Painters in a Chinese village once known for churning out replicas of Western masterpieces are now making original art worth thousands of dollars, selling their own works in a booming domestic art market.
Home to more than 8,000 artists, southern China’s Dafen has been producing near-perfect copies of timeless masterpieces for years.
In its heyday, three out of five oil paintings sold worldwide were made in the village, and for years village painters sold their copies to buyers across Europe, the Middle East and the United States.
Exports began to dip after the 2008 global financial crisis, and all but dried up when China slammed shut its borders in 2020 because of the coronavirus pandemic.
A few artists gave up and closed their studios. But others saw in the obstacles an opportunity to establish themselves as painters in their own right by catering to China’s art market – the second-biggest in the world, with sales jumping by 35 per cent in 2021.
Self-taught artist Zhao Xiaoyong used to sell replicas of Vincent van Gogh’s work for about 1,500 yuan ($220) each, while his original pieces fetch up to 50,000 yuan, he said.
When Zhao moved to Dafen from central China in 1997, his family shared a tiny two-bedroom apartment with five other tenants.
“Those days, there was an assembly line-style system, with each artist painting a small section of a larger piece, like an eye or a nose, before passing the piece to another painter to draw a limb or a shirt sleeve,” he told AFP.
After years of cranking out mock masterpieces, Zhao eventually saved enough money to visit the Van Gogh Museum in Amsterdam and the Saint-Paul Asylum in southern France, where the artist famously painted The Starry Night.
“I felt I could finally enter into his world instead of just copying his brush strokes,” Zhao said.
“I realised I had to come out of Van Gogh’s shadow and give life to my thoughts.”
Now he chronicles how the Dafen oil painting village has changed, using Van Gogh’s style: one canvas shows Zhao in a crowded workshop holding one of the Dutch painter’s self-portraits, while fellow artists nap on their desks.
Tourist boost
Since China’s dismantling of its zero-COVID policy in late 2022, the streets of Dafen are once again bustling with visitors, crouched in front of easels, slapping paint on canvases.
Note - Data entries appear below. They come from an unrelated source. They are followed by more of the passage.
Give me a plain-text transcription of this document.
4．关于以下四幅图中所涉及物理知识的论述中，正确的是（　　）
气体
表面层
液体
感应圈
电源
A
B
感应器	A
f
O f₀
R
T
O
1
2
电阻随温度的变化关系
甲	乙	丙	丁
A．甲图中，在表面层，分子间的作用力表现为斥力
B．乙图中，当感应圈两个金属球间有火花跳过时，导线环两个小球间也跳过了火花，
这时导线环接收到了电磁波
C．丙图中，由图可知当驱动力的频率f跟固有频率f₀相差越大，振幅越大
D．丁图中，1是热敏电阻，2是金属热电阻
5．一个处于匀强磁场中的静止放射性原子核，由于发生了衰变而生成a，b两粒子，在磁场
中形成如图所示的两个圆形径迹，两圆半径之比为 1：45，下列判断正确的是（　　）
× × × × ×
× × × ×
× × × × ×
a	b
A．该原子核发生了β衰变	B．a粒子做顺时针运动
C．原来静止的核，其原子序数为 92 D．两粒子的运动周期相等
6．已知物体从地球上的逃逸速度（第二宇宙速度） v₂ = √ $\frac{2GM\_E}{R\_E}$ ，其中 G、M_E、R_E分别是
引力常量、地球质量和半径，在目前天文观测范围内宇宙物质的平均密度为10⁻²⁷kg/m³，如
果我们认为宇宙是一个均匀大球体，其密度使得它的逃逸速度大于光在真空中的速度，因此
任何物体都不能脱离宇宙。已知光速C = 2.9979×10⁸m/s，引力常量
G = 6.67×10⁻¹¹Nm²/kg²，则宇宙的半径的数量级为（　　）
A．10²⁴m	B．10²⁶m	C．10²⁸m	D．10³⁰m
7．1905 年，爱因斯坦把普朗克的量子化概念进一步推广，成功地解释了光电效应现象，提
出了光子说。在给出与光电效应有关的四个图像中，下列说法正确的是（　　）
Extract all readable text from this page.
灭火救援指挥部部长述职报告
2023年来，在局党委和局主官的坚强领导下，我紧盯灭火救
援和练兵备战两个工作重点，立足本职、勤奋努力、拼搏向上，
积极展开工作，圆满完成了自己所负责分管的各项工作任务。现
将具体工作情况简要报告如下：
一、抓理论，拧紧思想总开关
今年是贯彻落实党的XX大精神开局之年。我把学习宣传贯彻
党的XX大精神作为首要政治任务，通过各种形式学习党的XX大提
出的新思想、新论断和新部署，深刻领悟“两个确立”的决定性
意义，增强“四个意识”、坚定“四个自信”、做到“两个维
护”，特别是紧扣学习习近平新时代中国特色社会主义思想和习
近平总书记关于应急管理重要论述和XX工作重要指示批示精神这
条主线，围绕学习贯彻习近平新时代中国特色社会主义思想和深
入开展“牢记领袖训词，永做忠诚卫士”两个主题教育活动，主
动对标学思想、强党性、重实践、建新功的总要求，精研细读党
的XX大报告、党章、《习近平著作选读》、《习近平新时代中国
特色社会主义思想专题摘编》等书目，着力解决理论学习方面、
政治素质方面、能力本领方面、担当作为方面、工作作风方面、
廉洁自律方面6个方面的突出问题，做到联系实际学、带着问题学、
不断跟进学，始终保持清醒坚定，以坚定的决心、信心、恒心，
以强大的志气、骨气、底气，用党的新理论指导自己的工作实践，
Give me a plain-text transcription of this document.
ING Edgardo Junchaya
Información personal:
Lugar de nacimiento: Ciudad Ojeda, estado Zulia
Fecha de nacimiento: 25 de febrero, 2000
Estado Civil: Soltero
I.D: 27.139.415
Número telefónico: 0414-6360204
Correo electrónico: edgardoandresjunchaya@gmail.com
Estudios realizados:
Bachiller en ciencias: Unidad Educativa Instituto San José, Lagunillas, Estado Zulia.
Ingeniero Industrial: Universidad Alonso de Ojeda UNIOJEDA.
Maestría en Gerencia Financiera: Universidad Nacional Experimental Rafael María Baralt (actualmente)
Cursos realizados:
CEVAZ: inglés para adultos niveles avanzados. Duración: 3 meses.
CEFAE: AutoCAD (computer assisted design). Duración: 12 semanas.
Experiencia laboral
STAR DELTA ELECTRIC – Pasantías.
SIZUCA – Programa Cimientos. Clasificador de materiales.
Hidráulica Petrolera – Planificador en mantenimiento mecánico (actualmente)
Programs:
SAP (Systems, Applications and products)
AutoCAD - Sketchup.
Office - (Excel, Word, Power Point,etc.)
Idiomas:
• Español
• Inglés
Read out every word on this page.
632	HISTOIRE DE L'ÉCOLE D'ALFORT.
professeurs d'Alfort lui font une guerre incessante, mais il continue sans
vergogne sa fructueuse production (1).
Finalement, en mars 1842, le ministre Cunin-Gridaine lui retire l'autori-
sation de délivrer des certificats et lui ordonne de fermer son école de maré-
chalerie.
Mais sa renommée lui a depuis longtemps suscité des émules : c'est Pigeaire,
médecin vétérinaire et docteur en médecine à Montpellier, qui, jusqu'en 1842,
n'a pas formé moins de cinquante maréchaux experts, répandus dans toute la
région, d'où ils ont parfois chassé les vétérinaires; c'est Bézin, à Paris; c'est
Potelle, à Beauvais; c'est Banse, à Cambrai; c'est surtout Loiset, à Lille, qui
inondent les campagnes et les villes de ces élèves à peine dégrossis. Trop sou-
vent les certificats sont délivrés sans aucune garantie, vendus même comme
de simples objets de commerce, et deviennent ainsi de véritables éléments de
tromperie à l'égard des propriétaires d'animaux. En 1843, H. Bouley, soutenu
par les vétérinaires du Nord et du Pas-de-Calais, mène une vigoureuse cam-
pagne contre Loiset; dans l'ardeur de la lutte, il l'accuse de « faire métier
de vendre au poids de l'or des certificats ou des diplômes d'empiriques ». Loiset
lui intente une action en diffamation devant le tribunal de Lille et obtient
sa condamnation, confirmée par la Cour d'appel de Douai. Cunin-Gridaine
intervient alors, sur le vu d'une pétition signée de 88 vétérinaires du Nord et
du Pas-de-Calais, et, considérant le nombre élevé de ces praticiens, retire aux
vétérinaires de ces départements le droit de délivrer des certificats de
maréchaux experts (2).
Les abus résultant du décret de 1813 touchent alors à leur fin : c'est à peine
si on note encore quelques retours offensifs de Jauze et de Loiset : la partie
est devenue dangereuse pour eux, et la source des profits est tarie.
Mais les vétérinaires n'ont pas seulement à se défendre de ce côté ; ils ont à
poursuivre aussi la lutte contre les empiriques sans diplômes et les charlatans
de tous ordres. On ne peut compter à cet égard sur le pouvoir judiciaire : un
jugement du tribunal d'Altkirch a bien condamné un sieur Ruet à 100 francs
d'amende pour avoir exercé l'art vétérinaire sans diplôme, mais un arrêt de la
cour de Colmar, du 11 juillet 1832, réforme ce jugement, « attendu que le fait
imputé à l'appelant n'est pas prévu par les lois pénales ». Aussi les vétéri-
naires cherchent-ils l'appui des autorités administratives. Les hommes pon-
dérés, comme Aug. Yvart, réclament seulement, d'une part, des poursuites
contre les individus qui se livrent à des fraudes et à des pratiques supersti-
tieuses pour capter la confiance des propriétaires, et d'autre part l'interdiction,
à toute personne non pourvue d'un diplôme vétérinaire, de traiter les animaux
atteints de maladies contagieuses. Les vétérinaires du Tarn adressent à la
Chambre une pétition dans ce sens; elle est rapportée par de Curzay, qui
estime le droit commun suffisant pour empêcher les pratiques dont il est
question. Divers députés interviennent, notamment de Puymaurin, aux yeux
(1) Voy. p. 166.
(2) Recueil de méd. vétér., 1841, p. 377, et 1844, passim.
As well as immersing themselves in the artistic culture with painting lessons, many of the tourists come to buy pieces from the villagers, but their hunt for a good deal is another factor behind the fading market in handmade fakes.
In one alleyway, workers brush paint onto printed canvases of Duccio’s Madonna and Child.
These are sold for a knock-down price as low as 50 yuan per piece, while a hand-painted copy costs up to 1,500 yuan.
“We paint a few strokes over the printed image to make it look like an authentic oil painting,” said one artist, who declined to be named.
“Buyers think the printed background is painted using watercolours.”
‘Chinese aesthetic’
Another Dafen-based artist on a mission to move on from painting imitations is Wu Feimin, who has carved out a niche selling Buddhist-themed art.
“I used to copy Picasso’s work, and now I have my distinct style,” Wu said, painting a giant face of the Buddha with a palette knife.
“It takes weeks, sometimes months, to complete one painting,” the artist said as he was getting ready for exhibitions in the village and the rich industrial hub of Guangzhou.
“It’s risky, but the margins are better.”
Other artists told AFP that they went back to school during the pandemic to learn how to draw mountains and weeping-willow trees seen in traditional Chinese landscape paintings.
“Wealthy Chinese buyers want art that reflects a Chinese aesthetic,” said Yu Sheng, a fine-art teacher who used the opportunity to retrain in the classical style.
While he continues to make ends meet by exporting replicas of Western works, he also creates his own pieces, determined to crack the more lucrative domestic market and become a portrait painter for the wealthy.
And he is confident in his abilities over those of artists from well-known schools.
“Our technique is better because we paint every day, but we don’t have contacts with art dealers in big cities,” he said.
“Our survival depends on whether our work is recognised by China’s art buyers – we must learn to bend like bamboo.”